Capteurs solaires, éoliennes, hydroliennes et génératrice diesel sont les principaux candidats à la fourniture d’électricité. Une combinaison de ces sources devra couvrir les besoins du bateau sans trop solliciter l’attention du skipper. «Il faudra donc que notre système de production et de gestion soit d’une grande fiabilité», ajoute Philippe Barrade.

Le 11 novembre 2012, aux Sables-d’Olonne, le bateau-starter donnera le signal du départ du Vendée Globe, mythique course en solitaire, sans escale et sans assistance. Imposant monocoque de 60 pieds galbé comme un goéland, Rivages s’élancera alors à l’assaut des mers du sud avec Bernard Stamm à la barre.

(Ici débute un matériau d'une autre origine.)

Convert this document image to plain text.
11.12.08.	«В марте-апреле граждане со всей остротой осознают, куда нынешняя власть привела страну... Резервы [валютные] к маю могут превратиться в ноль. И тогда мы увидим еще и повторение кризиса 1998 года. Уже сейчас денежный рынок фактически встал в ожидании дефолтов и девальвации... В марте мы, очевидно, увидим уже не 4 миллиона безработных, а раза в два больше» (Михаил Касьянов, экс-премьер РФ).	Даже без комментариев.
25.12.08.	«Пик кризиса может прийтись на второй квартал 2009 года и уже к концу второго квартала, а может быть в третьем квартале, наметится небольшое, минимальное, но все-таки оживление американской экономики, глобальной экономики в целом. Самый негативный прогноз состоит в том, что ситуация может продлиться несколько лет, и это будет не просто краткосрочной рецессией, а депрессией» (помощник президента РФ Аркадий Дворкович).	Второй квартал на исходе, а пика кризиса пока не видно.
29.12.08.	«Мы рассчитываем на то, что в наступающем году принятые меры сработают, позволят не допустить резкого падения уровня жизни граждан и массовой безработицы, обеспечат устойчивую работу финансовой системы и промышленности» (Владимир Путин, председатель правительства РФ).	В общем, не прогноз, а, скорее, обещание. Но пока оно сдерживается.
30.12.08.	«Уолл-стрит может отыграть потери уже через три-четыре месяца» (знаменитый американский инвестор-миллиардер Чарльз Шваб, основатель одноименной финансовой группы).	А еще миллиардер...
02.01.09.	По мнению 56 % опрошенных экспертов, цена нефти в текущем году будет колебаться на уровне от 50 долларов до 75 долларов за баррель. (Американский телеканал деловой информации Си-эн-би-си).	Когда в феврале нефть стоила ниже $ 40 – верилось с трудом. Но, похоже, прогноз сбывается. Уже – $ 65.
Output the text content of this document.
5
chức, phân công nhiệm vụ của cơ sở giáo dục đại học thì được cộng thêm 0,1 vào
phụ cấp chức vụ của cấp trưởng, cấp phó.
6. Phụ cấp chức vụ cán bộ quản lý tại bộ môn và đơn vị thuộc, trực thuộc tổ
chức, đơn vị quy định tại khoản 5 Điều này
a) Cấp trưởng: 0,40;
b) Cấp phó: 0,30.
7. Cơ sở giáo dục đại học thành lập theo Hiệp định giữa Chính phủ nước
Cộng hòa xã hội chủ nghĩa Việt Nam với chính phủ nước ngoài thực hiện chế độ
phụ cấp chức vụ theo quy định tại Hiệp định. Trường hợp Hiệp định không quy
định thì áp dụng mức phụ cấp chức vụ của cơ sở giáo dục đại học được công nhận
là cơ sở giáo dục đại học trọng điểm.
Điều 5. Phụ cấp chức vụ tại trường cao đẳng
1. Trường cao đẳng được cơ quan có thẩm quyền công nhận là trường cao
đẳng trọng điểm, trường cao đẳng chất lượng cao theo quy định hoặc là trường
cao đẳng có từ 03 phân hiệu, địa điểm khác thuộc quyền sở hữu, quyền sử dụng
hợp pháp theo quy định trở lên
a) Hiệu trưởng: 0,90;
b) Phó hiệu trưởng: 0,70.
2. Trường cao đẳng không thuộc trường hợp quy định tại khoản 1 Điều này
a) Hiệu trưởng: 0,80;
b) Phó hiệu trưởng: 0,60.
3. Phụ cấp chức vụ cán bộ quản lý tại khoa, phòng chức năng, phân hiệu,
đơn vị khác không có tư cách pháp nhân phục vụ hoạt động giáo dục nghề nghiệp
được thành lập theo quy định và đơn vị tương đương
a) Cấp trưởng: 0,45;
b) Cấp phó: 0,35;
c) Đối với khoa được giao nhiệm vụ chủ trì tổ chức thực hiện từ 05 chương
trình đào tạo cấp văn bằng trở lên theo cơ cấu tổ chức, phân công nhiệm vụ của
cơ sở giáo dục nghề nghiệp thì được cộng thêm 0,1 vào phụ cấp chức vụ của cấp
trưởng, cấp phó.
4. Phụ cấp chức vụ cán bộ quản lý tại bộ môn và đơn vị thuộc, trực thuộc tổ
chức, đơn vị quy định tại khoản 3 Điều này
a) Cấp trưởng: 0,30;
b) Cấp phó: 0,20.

Dix-huit mois de préparation

Pour l’heure, il vient de subir un voyage par convoi exceptionnel pour rallier La Ciotat, non loin de Marseille, où il est arrivé hier. Et recevra ce week-end la traditionnelle rasade de champagne qui le baptisera, ainsi que son mât, ses voiles, tous les appendices qui lui manquent encore. Il tirera ses premiers bords au début du mois de mai, paré des couleurs de son sponsor «Cheminées-Poujoulat», et réalisera plusieurs courses d’entraînement cette année (Tour de l’Europe, Transat Jacques Vabre).

Dix-huit mois de préparation qui seront utiles autant au navigateur et à son équipe qu’aux scientifiques embarqués dans le projet. «Ce partenariat va nous permettre d’avancer dans plein de domaines, se réjouit Bernard Stamm. En plus de recueillir des données importantes, nous pourrons améliorer la fiabilité et la performance du bateau.» Du côté de l’EPFL, on souligne aussi de l’impact de ce grand projet: «Résoudre des questions concrètes sur une réalisation aussi spectaculaire est extrêmement motivant pour les chercheurs et les étudiants», assure Pascal Vuilliomenet, adjoint à la vice-présidente pour l’innovation et la valorisation.